James Dolan, the owner of the New York Knicks who runs Sphere Entertainment, said repeatedly in 2025 that he wanted to expand his network of Spheres. A second, full-size venue is planned in Abu Dhabi, and the National Harbor orb might merely be the first of several small ones.
Each Sphere would host some the same shows, likely saving the company on production costs.
Content created by Sphere Studios will be “playable” in all Spheres, Dolan said on an earnings call last year. The Vegas venue is currently playing an immersive version of “The Wizard of Oz,” and Dolan pointed to that show as transferrable to other venues.
It’s unclear if live Las Vegas acts, which have included U2, the Eagles and the Backstreet Boys, would also play at National Harbor.
Like the big Sphere, the business model at smaller Spheres would aim to keep the venue “busy” 365 days a year, Dolan said.
“All the content that’s created for Sphere in Vegas and eventually Abu Dhabi will also play in any of these small Spheres,” he said.
Footing the bill
The National Harbor Sphere is expected to cost more than $1 billion, which Sphere Entertainment would mostly pay. But the project also will receive public money.
Prince George’s County has pledged a chunk of public financing. It will provide $170 million total, including $130 million in tax increment financing — a deal in which the county takes out bonds that are repaid through future property taxes — and $40 million for construction of a parking garage, WTOP reported.
The state will pitch in, too. In a joint application from the state, the county and Peterson Cos., the developer that owns National Harbor, Maryland, committed $13.5 million, a spokesperson for Gov. Wes Moore said.
The Peterson Companies offered a discounted ground lease, valued at $15 million, according to The Washington Post.
Using public money for privately operated developments, such as sports stadiums, is common in the U.S., but is often criticized by economic experts.
The roughly $185 million in public backing is typical for such an endeavor, said Nicholas Irwin, a University of Nevada-Las Vegas Lee Business School professor.
Kislaya Prasad, a professor at the University of Maryland’s Robert H. Smith School of Business, said it seemed like a large subsidy, specifically “for essentially affluent customers” who would be able to afford tickets to the venue.
Sphere Entertainment declined to say when the project is expected to break ground or open to the public. However, Prince George’s County Executive Aisha Braveboy has said it could open as soon as 2030, and Dolan, in an earnings call last year, said his “hope” is that a smaller Sphere could be constructed a little more than two years after breaking ground.
The Vegas Sphere was announced in 2018 and projected to be completed in 2021, but actually opened in 2023. Initially pegged at $1.2 to $1.7 billion, it ultimately cost roughly $2.3 billion.
An economic boost?
The Washington Commanders will relocate from Landover to Washington in 2030, and Six Flags America in Bowie recently closed its doors. (A Six Flags spokesperson said Tuesday there is no update regarding plans to sell that land.)

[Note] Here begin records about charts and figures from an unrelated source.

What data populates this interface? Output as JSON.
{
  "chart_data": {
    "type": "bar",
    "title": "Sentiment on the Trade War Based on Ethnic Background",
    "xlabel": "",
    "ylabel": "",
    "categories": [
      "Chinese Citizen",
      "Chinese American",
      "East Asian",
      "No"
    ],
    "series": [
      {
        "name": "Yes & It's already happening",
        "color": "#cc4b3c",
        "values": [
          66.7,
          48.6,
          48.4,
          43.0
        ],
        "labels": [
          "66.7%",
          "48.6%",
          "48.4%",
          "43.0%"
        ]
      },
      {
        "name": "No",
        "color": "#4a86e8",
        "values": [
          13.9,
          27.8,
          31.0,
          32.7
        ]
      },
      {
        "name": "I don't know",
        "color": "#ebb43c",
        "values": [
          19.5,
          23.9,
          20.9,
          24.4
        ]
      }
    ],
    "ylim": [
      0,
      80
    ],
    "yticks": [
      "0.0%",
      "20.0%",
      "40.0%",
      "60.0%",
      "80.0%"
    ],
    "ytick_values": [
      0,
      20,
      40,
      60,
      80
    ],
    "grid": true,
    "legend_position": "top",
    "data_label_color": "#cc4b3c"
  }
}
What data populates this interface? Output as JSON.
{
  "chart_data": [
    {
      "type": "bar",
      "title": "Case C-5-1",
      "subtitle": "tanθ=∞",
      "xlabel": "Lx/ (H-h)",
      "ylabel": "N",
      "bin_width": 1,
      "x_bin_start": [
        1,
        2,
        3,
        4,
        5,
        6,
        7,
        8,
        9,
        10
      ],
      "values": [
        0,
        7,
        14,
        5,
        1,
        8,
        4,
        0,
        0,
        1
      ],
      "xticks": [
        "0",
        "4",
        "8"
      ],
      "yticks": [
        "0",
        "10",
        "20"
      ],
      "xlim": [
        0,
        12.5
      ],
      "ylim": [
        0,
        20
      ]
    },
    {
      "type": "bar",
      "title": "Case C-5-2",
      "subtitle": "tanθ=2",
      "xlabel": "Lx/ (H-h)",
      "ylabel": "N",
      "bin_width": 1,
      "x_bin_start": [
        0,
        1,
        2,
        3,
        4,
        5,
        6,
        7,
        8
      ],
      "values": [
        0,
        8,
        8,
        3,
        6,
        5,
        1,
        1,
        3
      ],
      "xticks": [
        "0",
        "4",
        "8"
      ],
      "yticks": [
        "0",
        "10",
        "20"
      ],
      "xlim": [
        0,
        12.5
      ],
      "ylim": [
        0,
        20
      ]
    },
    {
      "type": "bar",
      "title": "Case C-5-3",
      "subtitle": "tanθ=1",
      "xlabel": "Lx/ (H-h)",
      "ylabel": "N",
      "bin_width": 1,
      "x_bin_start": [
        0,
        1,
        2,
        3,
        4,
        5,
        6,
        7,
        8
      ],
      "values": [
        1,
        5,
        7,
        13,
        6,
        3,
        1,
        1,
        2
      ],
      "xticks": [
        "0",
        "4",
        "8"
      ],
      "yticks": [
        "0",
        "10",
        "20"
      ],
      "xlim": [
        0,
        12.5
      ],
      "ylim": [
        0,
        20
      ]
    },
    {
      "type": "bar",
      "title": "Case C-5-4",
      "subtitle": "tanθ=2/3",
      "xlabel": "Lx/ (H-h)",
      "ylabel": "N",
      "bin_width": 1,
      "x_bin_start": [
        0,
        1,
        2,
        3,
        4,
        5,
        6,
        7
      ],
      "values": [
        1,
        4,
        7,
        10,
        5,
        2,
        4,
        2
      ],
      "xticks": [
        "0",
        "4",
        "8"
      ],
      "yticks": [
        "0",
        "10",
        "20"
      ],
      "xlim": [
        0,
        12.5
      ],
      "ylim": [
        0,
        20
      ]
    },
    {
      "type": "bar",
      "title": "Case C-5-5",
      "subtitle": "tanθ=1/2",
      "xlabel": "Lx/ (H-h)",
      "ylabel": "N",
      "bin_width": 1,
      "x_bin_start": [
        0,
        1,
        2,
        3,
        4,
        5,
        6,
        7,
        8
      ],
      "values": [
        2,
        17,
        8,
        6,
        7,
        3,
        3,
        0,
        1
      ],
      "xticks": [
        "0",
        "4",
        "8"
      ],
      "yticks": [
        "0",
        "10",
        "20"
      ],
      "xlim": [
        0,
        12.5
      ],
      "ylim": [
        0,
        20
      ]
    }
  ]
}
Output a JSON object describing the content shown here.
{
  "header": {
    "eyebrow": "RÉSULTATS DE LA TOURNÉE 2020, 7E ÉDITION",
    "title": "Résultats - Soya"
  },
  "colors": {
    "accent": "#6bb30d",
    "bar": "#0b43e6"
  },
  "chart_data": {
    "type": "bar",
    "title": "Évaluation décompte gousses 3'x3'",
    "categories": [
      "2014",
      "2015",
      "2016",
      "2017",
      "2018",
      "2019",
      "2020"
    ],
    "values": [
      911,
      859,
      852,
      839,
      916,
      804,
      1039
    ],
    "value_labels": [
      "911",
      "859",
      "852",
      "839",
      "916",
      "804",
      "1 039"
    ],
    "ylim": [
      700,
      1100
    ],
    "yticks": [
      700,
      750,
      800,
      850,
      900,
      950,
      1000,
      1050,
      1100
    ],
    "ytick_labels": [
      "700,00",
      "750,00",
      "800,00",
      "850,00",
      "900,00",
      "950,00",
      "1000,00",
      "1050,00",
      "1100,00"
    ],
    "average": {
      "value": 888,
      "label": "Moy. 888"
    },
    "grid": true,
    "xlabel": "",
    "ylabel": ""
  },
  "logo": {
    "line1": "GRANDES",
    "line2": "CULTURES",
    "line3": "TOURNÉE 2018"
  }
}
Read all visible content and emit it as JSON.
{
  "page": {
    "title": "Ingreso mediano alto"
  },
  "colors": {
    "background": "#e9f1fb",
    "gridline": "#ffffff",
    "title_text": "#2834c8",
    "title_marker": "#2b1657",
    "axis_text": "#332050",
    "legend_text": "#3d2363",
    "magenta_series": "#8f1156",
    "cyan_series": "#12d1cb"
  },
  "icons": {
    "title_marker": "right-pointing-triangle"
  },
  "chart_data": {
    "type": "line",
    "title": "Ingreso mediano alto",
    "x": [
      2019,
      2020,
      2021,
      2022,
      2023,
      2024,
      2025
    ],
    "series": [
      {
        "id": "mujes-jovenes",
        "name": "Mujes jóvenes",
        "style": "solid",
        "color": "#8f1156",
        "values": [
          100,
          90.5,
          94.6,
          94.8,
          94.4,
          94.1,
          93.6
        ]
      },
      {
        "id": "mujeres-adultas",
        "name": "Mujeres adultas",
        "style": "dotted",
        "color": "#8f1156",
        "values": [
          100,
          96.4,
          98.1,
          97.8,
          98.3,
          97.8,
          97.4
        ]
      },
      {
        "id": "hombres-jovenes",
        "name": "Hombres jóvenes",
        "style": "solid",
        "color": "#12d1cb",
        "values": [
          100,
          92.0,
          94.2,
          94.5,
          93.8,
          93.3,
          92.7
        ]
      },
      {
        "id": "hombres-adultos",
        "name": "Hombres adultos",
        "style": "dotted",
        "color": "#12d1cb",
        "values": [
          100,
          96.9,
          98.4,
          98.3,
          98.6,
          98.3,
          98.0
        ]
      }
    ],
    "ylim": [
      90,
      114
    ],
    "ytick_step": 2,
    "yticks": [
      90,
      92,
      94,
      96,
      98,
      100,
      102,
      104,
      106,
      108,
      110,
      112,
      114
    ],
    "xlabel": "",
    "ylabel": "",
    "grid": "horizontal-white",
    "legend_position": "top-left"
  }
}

The Sphere will more than make up for those closures, Braveboy has said, noting that the county would receive triple the revenues from the Commanders and Six Flags combined.
She and Moore have each said the Sphere will generate $1 billion in economic impact — an ambitious target, economists say.
Irwin, the Las Vegas-based professor who graduated from American University in Washington, has seen the buzz created by the Sphere firsthand. He took his children to see “The Wizard of Oz,” even paying $10 for a couple of foam apples that were part of the show.
“You sort of become this new centerpiece in town,” he said of the venue.
But, like many experts, he said he is skeptical of economic impact figures. They often include a medley of optimistic assumptions that produce “an incredibly rosy outlook,” he said.
Prasad concurred. “I thought that number looked high,” he said of the economic estimate.
As a venue, the Sphere has regularly lost money. It operated at an $84 million loss last quarter, but its adjusted operating income — which removes nonrecurring costs, for example — was in the black, which shows promise.
During Sphere Entertainment’s most recent earnings call, Dolan, who received $27 million in compensation last year, pointed to the company’s use of generative AI and the international patents it has secured.
Future Spheres will generate “attractive” returns on investment, he said.
A trip to Vegas
Moore attended a retail conference in Las Vegas last May. During that trip, he participated in several “business attraction meetings.”
“Among them was a tour of Sphere in Las Vegas,“ spokesperson Ammar Moussa said in an email, “during which he made the pitch for a second Sphere location to be developed in Maryland.”